Have a 2005 Z4 with Bluetooth/Assist. But the car didn't come with any documentation on how to pair it with my phone! I've gone through all my books, searched a lot of online forums and had no luck thus far. 

So here goes... Anyone know how to pair a 2005 Z4 3.0 with a RAZR or Treo? I've got the card with the codes on it - I just can't figure out how to make the car "discoverable". I did attempt the holding push-to-talk button and turning the ignition to step 1 (and separately to step 2) with no luck. The car does not have NAV. 

Any help would be much appreciated!


----------



## Mario Free (Oct 22, 2009)

It's easy, but make sure you turn the car on, then press the R/T button on the right side of the Steering wheel. That makes your car discoverable by your phone. ( I hear it is dicoverable for up to two minutes after starting the car up)

Next go to the Bluetooth mode on your cell phone. Try the menu button and look for Bluetooth option to detect. You will see that the Phone brings up BMWXXXXX the last four characters are the last four digits of your vehicle VIN number, that proves your phone found the Car. Now it should ask you to enter the Bluetooth Passkey code (PK code) it is a four digit number that should have come with your car papers when purchased. Enter that number in the phone, that will pair the car to the phone. Once you do this once you never have to do it again with that phone it picks it up automatically each time you are in the car.

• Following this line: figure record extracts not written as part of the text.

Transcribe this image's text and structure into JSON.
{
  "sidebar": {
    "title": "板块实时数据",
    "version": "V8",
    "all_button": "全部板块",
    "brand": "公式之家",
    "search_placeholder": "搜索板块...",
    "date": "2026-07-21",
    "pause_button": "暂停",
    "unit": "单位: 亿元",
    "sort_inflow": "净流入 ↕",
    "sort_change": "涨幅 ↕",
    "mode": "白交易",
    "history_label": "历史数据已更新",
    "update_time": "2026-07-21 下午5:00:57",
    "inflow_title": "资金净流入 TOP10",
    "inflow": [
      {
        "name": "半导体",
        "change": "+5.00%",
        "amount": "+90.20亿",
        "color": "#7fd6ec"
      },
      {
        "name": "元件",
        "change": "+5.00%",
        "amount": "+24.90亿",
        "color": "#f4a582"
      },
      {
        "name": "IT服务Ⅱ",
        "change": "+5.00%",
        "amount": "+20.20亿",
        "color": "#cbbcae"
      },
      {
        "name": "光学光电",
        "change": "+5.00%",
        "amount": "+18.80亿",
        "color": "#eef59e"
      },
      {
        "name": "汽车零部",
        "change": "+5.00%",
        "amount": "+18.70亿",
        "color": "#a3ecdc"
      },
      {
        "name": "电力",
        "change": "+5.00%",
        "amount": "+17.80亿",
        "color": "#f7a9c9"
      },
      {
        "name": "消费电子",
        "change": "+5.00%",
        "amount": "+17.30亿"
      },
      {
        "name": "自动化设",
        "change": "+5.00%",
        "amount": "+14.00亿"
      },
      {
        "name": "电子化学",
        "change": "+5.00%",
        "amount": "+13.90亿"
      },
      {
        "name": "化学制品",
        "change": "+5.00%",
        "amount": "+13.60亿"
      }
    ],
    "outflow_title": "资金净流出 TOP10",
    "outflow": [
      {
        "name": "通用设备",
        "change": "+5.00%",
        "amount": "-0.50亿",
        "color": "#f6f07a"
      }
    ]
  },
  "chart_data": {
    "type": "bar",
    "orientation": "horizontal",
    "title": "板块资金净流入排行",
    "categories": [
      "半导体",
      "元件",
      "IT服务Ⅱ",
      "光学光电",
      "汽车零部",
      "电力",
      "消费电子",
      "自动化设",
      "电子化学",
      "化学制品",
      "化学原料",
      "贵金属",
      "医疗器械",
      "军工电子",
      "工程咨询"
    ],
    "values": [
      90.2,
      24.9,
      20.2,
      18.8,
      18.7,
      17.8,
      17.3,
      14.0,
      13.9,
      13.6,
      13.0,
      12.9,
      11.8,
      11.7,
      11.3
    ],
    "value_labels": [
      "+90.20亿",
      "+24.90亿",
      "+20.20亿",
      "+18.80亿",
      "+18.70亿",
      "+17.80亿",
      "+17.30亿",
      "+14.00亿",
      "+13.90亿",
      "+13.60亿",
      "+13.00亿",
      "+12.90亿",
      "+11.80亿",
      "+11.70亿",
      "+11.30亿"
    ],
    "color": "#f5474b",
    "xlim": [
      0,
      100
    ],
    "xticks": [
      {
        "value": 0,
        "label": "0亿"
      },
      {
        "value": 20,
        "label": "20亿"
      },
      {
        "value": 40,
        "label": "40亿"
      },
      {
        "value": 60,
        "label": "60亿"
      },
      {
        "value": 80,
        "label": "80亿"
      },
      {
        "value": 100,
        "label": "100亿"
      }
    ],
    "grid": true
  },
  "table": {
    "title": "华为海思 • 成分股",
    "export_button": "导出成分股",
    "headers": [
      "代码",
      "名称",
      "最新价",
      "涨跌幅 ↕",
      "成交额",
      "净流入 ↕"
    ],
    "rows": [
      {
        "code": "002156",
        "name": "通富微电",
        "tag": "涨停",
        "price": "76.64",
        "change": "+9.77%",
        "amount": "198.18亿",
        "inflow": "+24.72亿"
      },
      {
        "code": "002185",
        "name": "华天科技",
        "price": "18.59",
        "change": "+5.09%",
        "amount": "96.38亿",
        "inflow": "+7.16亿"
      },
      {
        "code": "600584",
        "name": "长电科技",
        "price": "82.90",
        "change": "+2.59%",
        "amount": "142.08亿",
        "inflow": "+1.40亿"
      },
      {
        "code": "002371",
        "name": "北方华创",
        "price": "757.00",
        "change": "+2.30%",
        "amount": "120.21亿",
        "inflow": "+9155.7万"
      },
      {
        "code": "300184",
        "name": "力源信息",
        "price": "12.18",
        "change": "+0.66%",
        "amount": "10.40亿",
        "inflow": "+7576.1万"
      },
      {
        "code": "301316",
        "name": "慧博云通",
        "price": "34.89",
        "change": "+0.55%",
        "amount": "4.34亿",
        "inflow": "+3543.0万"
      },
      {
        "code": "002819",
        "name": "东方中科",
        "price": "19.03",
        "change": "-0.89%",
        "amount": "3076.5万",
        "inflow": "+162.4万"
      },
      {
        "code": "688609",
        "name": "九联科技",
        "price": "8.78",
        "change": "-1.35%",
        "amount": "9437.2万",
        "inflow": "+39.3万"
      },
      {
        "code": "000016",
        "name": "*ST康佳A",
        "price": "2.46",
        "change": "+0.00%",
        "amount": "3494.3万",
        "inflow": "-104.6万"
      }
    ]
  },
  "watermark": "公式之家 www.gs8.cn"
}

If you don't have the PK code go to your nearest BMW dealer and they can retrieve it from the car's computer (takes 10 minutes). But you need that 4-digit PK code since it is unique to your Z4 2005 model car. The newer model BMW's now let you enter any random 4-digit PK code to pair your phone and Car, you just need to enter the same code in your phone then in your car... But that will not work with the 2005 model (again you need the car's specific PK code).

Good luck!


----------



## Debbiedeb (Sep 21, 2011)

*Another question answered.*

I did not get the code for my Z4 and could not figure out how to get it and just browsing my question is answered.. Thanks so much!!!


----------



## JanS (Oct 27, 2012)

*Thanks, that was easy!*

Thanks Mario Free, that was simple, did it in less than a minute. i was looking it up online and reading all sorts of stuff that confused me.


----------